The company today confirmed an overall loss of $427 million, which included expenses related to business interruption provisions for the pandemic, customer refunds and payroll remediation. The figure was released last month in preliminary results.

“We have made significant investment to lift our risk and operational capabilities to help reduce the risk of these type of issues occurring again,” CEO Nick Hawkins said today.

Details in the finalised statements show breakdowns for the three key divisions, following a reorganisation announced last year. Direct Insurance Australia made a reported profit of $718 million, New Zealand achieved earnings of $305 million, while Intermediated Australia reported a $10 million loss.

IAG’s overall insurance profit was $1 billion compared with $741 million in the previous corresponding period while the reported insurance margin rose to 13.5% up from 10.1%.

Mr Hawkins says IAG is working toward the intermediated business achieving double-digit insurance margins over the next three-to-five years, with an insurance profit of at least $250 million targeted.

“We’re focused on upgrading the risk management and underwriting disciplines in that business and strengthening our relationships with broker partners to improve its profitability,” he said.

The division includes intermediated personal lines, such as Coles and Steadfast Direct, short-tail commercial, and long-tail classes where personal injury claims inflation has been an issue.

Mr Hawkins said further significant rate increases are still likely in long-tail classes, while intermediated personal lines remains a focus.

The Coles business, operating under a 10-year distribution deal agreed with Wesfarmers in 2014, has improved after earlier problems, he says.

“The Steadfast Direct business has still got its challenges in relation to profitability, so that is certainly something we are reviewing at the moment,” he said.

The company is forecasting a reported insurance margin for the company of 13.5-15.5% this year, as it looks to a medium-term goal of 15-17%.

Mr Hawkins says initiatives across the business have involved simplifying and standardising back-office operations, with the company now using one claims system and looking to roll out similar improvement in other areas.

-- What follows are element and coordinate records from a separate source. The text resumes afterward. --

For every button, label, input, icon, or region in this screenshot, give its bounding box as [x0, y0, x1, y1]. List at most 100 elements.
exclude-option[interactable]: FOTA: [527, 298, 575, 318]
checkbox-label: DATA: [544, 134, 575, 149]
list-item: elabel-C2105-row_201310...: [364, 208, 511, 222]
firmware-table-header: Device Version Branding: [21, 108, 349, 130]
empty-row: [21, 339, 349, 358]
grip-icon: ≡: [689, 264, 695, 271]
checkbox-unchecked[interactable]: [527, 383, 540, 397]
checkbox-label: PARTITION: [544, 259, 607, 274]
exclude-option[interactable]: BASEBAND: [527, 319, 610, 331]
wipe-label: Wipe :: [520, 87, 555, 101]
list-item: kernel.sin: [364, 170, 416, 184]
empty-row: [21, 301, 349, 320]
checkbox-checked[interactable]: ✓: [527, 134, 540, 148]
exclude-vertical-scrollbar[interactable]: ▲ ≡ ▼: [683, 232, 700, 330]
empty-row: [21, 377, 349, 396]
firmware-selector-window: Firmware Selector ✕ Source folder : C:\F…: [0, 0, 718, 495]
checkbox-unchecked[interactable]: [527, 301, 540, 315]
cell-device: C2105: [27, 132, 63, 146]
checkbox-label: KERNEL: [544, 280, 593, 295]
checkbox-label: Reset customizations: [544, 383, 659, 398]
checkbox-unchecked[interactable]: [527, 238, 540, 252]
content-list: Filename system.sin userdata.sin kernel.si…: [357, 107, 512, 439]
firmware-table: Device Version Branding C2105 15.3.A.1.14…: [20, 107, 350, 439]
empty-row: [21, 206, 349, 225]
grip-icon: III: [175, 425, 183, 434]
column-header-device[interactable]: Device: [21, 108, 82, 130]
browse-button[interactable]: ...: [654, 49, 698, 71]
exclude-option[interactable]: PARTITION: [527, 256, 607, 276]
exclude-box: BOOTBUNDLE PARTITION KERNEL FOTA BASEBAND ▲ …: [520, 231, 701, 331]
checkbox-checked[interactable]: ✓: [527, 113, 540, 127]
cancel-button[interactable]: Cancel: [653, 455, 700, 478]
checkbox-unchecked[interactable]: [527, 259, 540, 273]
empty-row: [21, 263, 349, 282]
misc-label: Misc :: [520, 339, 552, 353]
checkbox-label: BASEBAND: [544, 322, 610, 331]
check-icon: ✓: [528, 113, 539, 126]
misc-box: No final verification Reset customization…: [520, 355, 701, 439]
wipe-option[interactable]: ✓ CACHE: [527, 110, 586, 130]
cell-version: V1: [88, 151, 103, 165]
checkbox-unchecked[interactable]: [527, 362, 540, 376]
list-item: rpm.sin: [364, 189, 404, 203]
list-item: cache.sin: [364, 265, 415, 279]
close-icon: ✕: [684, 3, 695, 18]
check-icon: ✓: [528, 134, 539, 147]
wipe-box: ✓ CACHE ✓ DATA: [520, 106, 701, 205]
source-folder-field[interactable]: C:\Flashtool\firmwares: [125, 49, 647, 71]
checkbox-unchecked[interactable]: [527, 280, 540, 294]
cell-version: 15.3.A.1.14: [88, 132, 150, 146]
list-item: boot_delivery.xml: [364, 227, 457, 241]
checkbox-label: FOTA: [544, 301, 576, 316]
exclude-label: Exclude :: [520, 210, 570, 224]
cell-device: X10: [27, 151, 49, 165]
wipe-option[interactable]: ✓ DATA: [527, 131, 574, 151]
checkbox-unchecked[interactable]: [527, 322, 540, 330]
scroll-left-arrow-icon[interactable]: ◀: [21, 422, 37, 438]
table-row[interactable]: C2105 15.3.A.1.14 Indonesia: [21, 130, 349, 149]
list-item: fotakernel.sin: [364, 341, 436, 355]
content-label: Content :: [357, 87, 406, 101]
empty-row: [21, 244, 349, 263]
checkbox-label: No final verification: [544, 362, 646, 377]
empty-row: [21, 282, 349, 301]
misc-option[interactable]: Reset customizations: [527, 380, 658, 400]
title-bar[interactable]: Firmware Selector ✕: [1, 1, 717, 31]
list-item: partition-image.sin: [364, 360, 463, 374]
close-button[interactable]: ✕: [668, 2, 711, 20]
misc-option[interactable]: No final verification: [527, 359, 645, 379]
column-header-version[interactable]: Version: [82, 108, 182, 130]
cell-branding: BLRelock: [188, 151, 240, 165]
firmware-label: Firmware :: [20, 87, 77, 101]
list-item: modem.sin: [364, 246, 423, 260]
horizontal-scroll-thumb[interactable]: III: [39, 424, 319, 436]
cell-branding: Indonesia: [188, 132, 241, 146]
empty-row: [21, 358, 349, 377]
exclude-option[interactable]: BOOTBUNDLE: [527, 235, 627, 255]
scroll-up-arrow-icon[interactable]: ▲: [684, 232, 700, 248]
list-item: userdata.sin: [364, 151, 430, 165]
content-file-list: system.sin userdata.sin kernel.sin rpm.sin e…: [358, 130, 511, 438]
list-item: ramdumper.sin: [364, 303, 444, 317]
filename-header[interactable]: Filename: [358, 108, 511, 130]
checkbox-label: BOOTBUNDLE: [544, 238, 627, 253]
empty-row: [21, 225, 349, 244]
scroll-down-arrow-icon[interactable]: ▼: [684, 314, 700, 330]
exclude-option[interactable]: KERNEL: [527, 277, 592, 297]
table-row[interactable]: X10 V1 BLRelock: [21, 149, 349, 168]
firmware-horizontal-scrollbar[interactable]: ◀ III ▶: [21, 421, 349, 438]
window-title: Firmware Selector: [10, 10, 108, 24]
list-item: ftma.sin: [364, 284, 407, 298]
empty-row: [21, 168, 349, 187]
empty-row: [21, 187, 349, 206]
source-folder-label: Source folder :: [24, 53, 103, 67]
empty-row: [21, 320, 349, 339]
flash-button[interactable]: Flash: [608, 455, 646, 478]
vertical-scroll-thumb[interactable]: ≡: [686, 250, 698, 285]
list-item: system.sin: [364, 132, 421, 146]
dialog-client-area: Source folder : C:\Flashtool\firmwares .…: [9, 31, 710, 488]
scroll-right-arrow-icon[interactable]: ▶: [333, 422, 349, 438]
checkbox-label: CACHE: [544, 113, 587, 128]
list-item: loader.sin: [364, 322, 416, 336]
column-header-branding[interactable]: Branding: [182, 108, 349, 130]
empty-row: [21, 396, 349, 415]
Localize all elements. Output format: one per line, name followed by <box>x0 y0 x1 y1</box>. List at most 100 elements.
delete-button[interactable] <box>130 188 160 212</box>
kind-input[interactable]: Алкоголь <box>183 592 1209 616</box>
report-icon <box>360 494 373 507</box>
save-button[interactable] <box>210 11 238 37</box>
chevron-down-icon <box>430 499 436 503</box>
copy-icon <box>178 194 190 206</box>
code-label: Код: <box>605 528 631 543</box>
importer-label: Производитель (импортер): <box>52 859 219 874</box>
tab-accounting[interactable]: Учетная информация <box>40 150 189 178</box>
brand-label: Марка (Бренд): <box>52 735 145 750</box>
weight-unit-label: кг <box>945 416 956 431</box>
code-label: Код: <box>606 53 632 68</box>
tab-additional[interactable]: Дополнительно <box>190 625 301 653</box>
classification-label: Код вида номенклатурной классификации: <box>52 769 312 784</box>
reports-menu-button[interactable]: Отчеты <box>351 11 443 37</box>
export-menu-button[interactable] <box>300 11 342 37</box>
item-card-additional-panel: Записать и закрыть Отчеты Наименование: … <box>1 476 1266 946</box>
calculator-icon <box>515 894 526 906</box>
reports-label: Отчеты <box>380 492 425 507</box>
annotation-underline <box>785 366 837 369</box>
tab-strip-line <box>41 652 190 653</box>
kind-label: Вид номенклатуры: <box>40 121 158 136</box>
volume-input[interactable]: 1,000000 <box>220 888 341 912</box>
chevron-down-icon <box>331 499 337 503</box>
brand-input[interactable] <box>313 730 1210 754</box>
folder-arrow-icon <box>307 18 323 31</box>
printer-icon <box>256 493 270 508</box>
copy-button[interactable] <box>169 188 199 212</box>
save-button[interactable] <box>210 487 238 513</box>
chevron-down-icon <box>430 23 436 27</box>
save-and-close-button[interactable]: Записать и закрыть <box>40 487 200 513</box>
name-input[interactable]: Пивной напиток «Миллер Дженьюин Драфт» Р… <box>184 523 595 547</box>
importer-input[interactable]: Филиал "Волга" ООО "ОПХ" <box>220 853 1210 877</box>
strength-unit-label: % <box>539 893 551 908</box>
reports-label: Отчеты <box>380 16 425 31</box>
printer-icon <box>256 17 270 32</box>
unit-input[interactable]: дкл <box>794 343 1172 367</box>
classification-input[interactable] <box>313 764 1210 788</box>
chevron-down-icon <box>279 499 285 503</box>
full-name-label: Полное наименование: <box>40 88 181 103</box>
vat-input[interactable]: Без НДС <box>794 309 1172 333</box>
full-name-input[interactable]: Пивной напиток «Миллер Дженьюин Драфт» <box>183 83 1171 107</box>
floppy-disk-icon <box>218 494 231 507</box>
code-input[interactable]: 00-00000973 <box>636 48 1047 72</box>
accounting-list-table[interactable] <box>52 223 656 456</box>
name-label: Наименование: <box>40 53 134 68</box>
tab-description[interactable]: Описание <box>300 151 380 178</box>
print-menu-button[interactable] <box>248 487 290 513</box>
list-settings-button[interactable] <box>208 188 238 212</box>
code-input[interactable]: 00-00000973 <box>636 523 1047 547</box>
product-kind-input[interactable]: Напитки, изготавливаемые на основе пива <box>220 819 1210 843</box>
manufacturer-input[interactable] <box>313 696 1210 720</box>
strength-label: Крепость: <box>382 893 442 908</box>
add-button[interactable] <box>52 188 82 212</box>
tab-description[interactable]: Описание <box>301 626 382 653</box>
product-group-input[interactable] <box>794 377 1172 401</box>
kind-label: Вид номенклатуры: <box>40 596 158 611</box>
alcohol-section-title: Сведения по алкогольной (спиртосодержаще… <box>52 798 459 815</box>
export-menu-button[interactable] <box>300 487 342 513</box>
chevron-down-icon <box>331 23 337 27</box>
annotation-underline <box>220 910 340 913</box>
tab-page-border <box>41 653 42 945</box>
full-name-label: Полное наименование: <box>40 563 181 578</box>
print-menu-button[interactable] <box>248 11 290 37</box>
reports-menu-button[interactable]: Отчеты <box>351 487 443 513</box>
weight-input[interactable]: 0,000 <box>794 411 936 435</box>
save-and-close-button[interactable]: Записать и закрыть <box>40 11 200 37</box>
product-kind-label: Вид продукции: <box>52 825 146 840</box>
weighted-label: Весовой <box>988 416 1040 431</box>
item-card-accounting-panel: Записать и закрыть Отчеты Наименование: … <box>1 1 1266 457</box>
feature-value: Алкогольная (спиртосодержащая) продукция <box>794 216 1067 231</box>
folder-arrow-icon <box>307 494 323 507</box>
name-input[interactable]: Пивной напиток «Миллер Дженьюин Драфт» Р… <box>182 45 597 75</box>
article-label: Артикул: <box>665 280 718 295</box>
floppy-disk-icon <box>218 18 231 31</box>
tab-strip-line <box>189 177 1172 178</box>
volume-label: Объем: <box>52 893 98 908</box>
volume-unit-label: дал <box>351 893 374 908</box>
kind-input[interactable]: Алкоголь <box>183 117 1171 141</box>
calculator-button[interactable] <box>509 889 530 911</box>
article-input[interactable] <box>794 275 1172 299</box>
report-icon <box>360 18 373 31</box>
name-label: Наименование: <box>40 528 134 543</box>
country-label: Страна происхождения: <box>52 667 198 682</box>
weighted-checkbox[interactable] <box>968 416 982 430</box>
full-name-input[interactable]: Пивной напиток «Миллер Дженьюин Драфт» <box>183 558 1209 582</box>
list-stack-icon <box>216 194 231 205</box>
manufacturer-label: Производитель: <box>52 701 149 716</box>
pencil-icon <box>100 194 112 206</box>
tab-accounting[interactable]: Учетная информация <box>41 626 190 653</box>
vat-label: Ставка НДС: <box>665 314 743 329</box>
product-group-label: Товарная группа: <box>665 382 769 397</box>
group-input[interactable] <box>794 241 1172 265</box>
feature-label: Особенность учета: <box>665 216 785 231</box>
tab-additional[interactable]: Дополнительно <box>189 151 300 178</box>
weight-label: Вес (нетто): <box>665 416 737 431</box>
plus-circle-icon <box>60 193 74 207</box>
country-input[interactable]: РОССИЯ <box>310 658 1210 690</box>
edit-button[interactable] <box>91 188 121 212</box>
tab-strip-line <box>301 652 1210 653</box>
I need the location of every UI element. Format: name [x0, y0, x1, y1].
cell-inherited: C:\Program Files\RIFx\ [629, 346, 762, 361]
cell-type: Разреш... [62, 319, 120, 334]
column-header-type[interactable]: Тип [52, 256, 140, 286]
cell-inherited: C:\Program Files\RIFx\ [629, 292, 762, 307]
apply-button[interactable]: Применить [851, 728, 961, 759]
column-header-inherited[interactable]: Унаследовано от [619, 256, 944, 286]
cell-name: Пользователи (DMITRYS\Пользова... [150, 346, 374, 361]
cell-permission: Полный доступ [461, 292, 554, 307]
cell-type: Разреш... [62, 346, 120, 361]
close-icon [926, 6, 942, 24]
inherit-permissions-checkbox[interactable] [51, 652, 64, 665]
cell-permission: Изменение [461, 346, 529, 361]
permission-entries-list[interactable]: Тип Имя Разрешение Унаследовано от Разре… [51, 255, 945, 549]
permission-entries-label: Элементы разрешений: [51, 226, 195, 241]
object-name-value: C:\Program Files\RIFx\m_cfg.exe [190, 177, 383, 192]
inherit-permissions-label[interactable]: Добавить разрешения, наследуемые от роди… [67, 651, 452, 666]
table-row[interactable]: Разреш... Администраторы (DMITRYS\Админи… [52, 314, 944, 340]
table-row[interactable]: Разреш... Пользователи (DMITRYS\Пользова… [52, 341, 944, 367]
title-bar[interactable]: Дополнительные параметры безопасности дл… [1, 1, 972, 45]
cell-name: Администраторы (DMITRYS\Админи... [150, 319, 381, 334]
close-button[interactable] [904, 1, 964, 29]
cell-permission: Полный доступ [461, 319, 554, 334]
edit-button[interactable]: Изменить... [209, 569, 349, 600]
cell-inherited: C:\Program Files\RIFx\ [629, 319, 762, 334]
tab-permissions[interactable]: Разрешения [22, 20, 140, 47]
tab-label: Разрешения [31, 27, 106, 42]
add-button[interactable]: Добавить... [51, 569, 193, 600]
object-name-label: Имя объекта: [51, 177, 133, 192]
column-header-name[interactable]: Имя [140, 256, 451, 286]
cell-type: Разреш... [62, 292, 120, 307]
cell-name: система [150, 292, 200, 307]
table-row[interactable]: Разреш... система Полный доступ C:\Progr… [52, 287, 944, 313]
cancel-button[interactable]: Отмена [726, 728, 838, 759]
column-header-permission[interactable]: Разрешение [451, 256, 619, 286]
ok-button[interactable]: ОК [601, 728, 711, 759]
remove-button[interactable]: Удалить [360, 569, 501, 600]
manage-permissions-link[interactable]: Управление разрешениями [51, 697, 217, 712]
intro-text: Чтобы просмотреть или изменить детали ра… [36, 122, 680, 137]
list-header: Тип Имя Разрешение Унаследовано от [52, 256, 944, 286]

IAG is awaiting the second Insurance Council of Australia test case on business interruption cover related to the pandemic, with Mr Hawkins seeing little impact from a Federal Court decision this month against The Star Entertainment Group in a claim dispute with Chubb.

“It is a small positive, but the read-through for the type of policies we have, and the implications for IAG are quite modest,” he said.

Mr Hawkins also said he expects the New Zealand Government to increase the $NZ150,000 ($142,920) Earthquake Commission cap, which it has been reviewing, although it is unlikely to reach a $NZ400,000 ($381,119) level suggested in a question put during the briefing.

“I am thinking somewhere in between is likely and we will just work with that, as that is announced,” he said.

The company affirmed its view that it has no net insurance exposure on Greensill trade credit policies with the financial documents recognising an outstanding claims liability of $437 million, matched by reinsurance.